Sir Dave Ramsden says the Bank of England will not be complacent about inflation.


He said that while he was increasingly optimistic about the recovery, there was also a possibility that inflationary pressure may prove to be lower than anticipated if the economy slowed after an initial burst of post-lockdown activity.

“That could happen if new variants emerge or we get psychological scarring, where some of the behaviour of the past 15 months becomes habitual. There is a risk that people will continue to be cautious.”

He added: “The uncertainties are less than they were but they haven’t gone away. Covid-19 is still with us and we are seeing that with the variants. The link seems to be on its way to being broken between cases and hospitalisations, and worse, but we can’t say for sure yet. We can’t rule out more variants and we have to bear that in mind.”

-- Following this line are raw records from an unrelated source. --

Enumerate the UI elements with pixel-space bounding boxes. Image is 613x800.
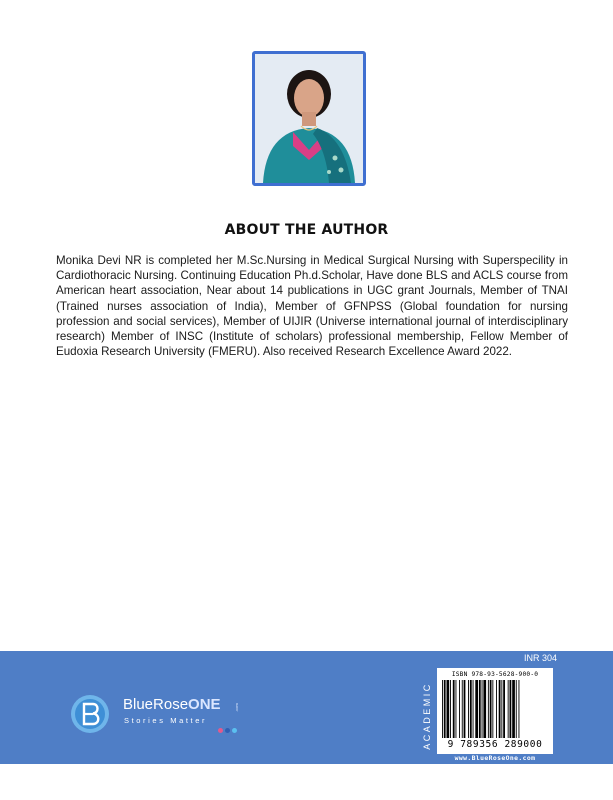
social-icons: [218, 728, 237, 733]
instagram-icon: [218, 728, 223, 733]
barcode: [437, 668, 553, 754]
barcode-digits: 9 789356 289000: [447, 739, 543, 750]
author-photo: [252, 51, 366, 186]
brand-name-part2: ONE: [188, 696, 221, 713]
brand-suffix: .com: [233, 703, 239, 712]
brand-tagline: Stories Matter: [124, 716, 208, 725]
price-label: INR 304: [524, 653, 558, 663]
facebook-icon: [225, 728, 230, 733]
category-text: ACADEMIC: [422, 682, 432, 750]
website-url: www.BlueRoseOne.com: [454, 754, 536, 762]
twitter-icon: [232, 728, 237, 733]
barcode-bars: [441, 680, 549, 738]
bluerose-logo-icon: [70, 694, 110, 734]
category-label: [420, 676, 434, 756]
isbn-text: ISBN 978-93-5628-900-0: [451, 671, 539, 678]
brand-name: [123, 697, 221, 713]
author-bio: Monika Devi NR is completed her M.Sc.Nursing in Medical Surgical Nursing with Superspecility in Cardiothoracic Nursing. Continuing Education Ph.d.Scholar, Have done BLS and ACLS course from American heart association, Near about 14 publications in UGC grant Journals, Member of TNAI (Trained nurses association of India), Member of GFNPSS (Global foundation for nursing profession and social services), Member of UIJIR (Universe international journal of interdisciplinary research) Member of INSC (Institute of scholars) professional membership, Fellow Member of Eudoxia Research University (FMERU). Also received Research Excellence Award 2022.: [56, 254, 568, 359]
brand-name-part1: BlueRose: [123, 696, 189, 713]
about-author-heading: ABOUT THE AUTHOR: [224, 222, 389, 238]
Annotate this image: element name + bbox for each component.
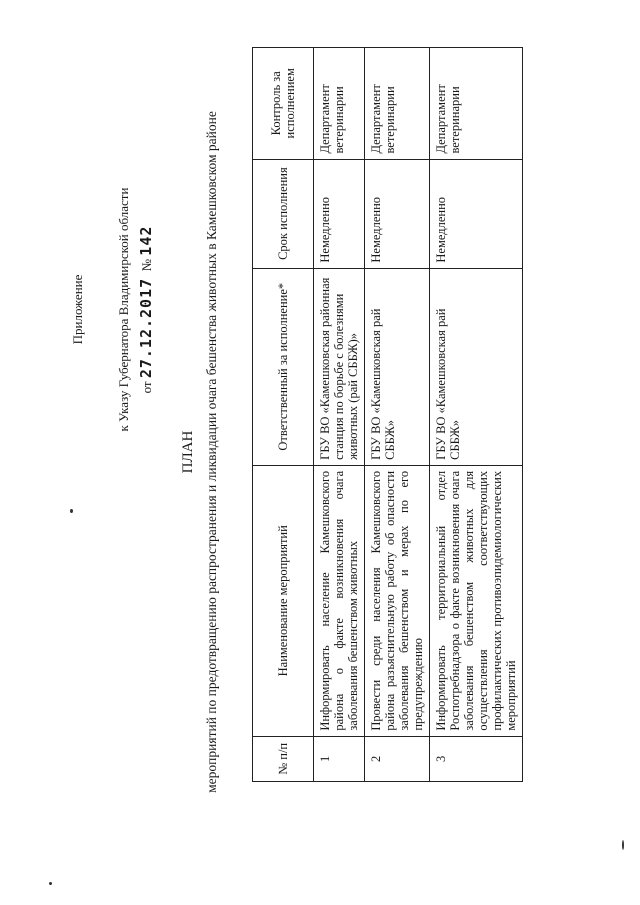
row-responsible: ГБУ ВО «Камешковская рай СББЖ» — [365, 268, 430, 465]
scan-speck — [70, 509, 73, 513]
row-responsible: ГБУ ВО «Камешковская районная станция по борьбе с болезнями животных (рай СББЖ)» — [314, 268, 365, 465]
row-num: 2 — [365, 736, 430, 781]
row-term: Немедленно — [365, 159, 430, 268]
row-name: Провести среди населения Камешковского района разъяснительную работу об опасности заболевания бешенством и мерах по его предупреждению — [365, 465, 430, 736]
header-name: Наименование мероприятий — [253, 465, 314, 736]
table-row — [365, 48, 430, 782]
appendix-decree: к Указу Губернатора Владимирской области — [116, 187, 131, 432]
decree-number: 142 — [137, 225, 155, 256]
table-row — [430, 48, 523, 782]
row-name: Информировать население Камешковского района о факте возникновения очага заболевания бешенством животных — [314, 465, 365, 736]
header-responsible: Ответственный за исполнение* — [253, 268, 314, 465]
scan-speck — [622, 840, 624, 850]
row-term: Немедленно — [430, 159, 523, 268]
document-subtitle: мероприятий по предотвращению распространения и ликвидации очага бешенства животных в Камешковском районе — [204, 111, 219, 793]
row-control: Департамент ветеринарии — [430, 48, 523, 160]
header-term: Срок исполнения — [253, 159, 314, 268]
date-prefix: от — [139, 381, 154, 394]
table-row — [314, 48, 365, 782]
decree-date: 27.12.2017 — [137, 277, 155, 379]
header-num: № п/п — [253, 736, 314, 781]
scan-speck — [49, 882, 52, 885]
row-num: 1 — [314, 736, 365, 781]
document-title: ПЛАН — [180, 430, 196, 474]
row-term: Немедленно — [314, 159, 365, 268]
row-name: Информировать территориальный отдел Роспотребнадзора о факте возникновения очага заболевания бешенством животных для осуществления соответствующих профилактических противоэпидемиологических мероприятий — [430, 465, 523, 736]
row-num: 3 — [430, 736, 523, 781]
appendix-block — [70, 12, 155, 892]
table-header-row — [253, 48, 314, 782]
plan-table — [252, 47, 523, 782]
row-responsible: ГБУ ВО «Камешковская рай СББЖ» — [430, 268, 523, 465]
appendix-date-line — [138, 12, 155, 607]
document-page — [20, 12, 620, 892]
row-control: Департамент ветеринарии — [314, 48, 365, 160]
header-control: Контроль за исполнением — [253, 48, 314, 160]
appendix-label: Приложение — [70, 274, 85, 345]
row-control: Департамент ветеринарии — [365, 48, 430, 160]
number-prefix: № — [139, 258, 154, 272]
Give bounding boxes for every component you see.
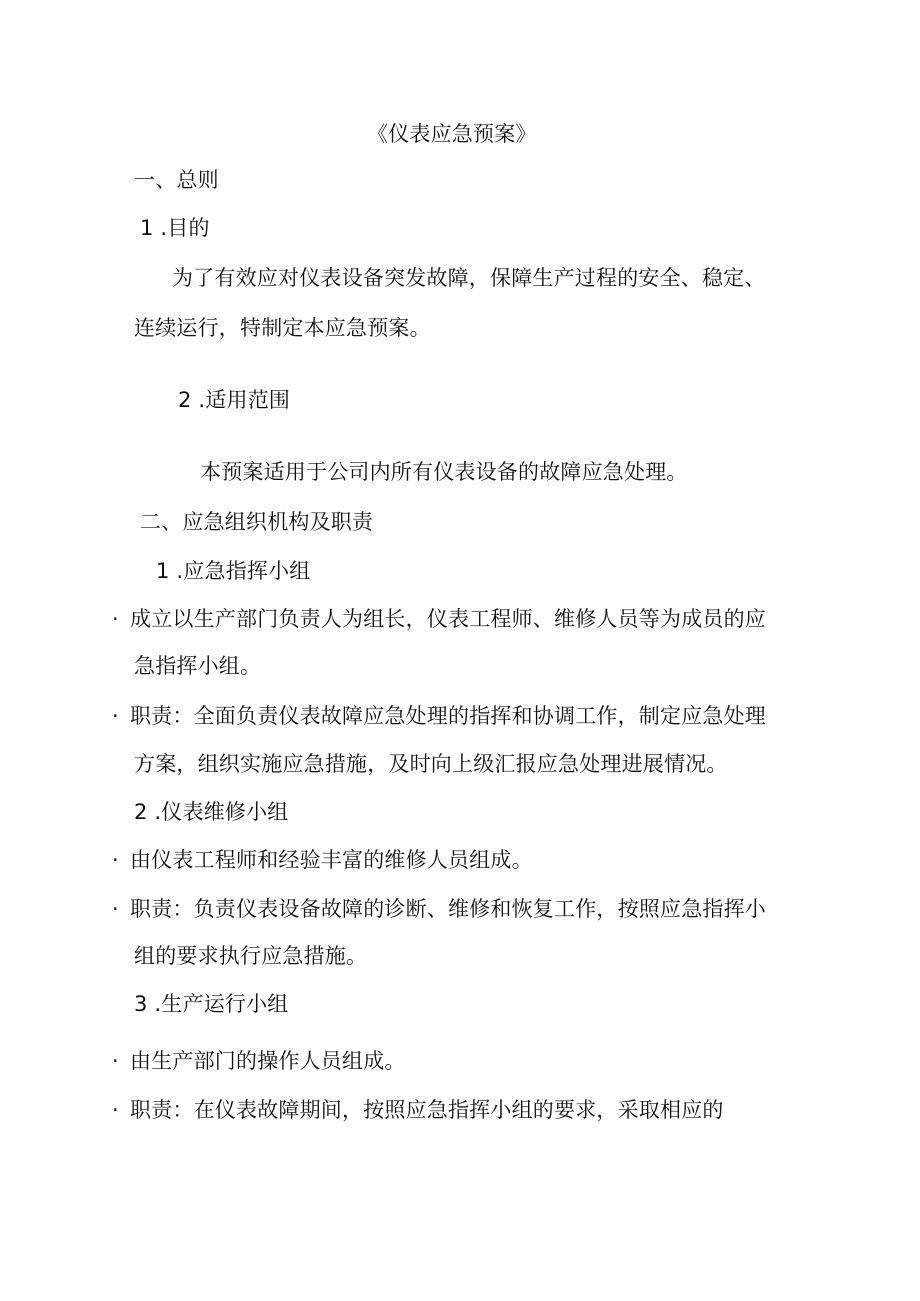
bullet-symbol: · <box>112 704 119 728</box>
bullet-item <box>112 1047 406 1075</box>
purpose-paragraph-line: 连续运行，特制定本应急预案。 <box>134 316 431 340</box>
bullet-symbol: · <box>112 1098 119 1122</box>
bullet-item <box>112 895 766 923</box>
bullet-symbol: · <box>112 897 119 921</box>
section-heading-general: 一、总则 <box>134 168 219 192</box>
scope-paragraph-line: 本预案适用于公司内所有仪表设备的故障应急处理。 <box>200 460 688 484</box>
bullet-symbol: · <box>112 607 119 631</box>
bullet-item <box>112 1096 724 1124</box>
bullet-symbol: · <box>112 1049 119 1073</box>
bullet-continuation: 急指挥小组。 <box>134 654 262 678</box>
section-heading-organization: 二、应急组织机构及职责 <box>140 510 374 534</box>
bullet-text: 由仪表工程师和经验丰富的维修人员组成。 <box>130 848 533 872</box>
bullet-text: 成立以生产部门负责人为组长，仪表工程师、维修人员等为成员的应 <box>130 607 766 631</box>
bullet-item <box>112 702 766 730</box>
bullet-item <box>112 605 766 633</box>
purpose-paragraph-line: 为了有效应对仪表设备突发故障，保障生产过程的安全、稳定、 <box>172 266 766 290</box>
bullet-item <box>112 846 533 874</box>
subsection-heading-maintenance-group: 2 .仪表维修小组 <box>134 800 289 824</box>
bullet-continuation: 组的要求执行应急措施。 <box>134 944 368 968</box>
bullet-symbol: · <box>112 848 119 872</box>
bullet-text: 由生产部门的操作人员组成。 <box>130 1049 406 1073</box>
bullet-text: 职责：在仪表故障期间，按照应急指挥小组的要求，采取相应的 <box>130 1098 724 1122</box>
subsection-heading-command-group: 1 .应急指挥小组 <box>156 559 311 583</box>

Ramsden said there were plenty of media reports of inflation hotspots, including the rising cost of computer chips, building materials and wages, but there was nothing at the moment to suggest a persistent threat.

“We have to recognise that in the 1970s we had an inflation history, but since inflation targeting started in 1992, and particularly after Bank independence in 1997 our record of achieving low inflation is pretty good.”

From August the Bank’s monetary policy committee will have the ability to push bank rate below zero but Ramsden hinted strongly that he would be wary about such a groundbreaking step. “Having a policy ready is distinct from whether you actually use it,” he said, noting that financial markets were expecting the next move in borrowing costs to be up.

“Negative rates would certainly come as a surprise to the markets but we will be governed by our assessment of the state of the economy as it is then.”

In addition to cutting interest rates to their lowest-ever level after the pandemic began, Threadneedle Street has stepped up its asset purchase programme, a money creation scheme begun in 2009 in response to the financial crisis.

Ramsden said this was necessary given the need to calm the financial markets and boost the economy in the early stages of the Covid crisis, and dismissed claims that the Bank was printing money to cover record peacetime borrowing.

“Both the Treasury’s and the Bank’s actions were because the economy needed it. I absolutely reject the suggestion that the Bank was somehow in cahoots with the government. It wasn’t in 2009 and it isn’t now.”

He added that Threadneedle Street was seeking to use its £20bn holdings of corporate bonds to help the government achieve a net zero economy by 2050. The Bank wants to encourage firms to decarbonise but reserves the right to disinvest bonds to incentivise that transition.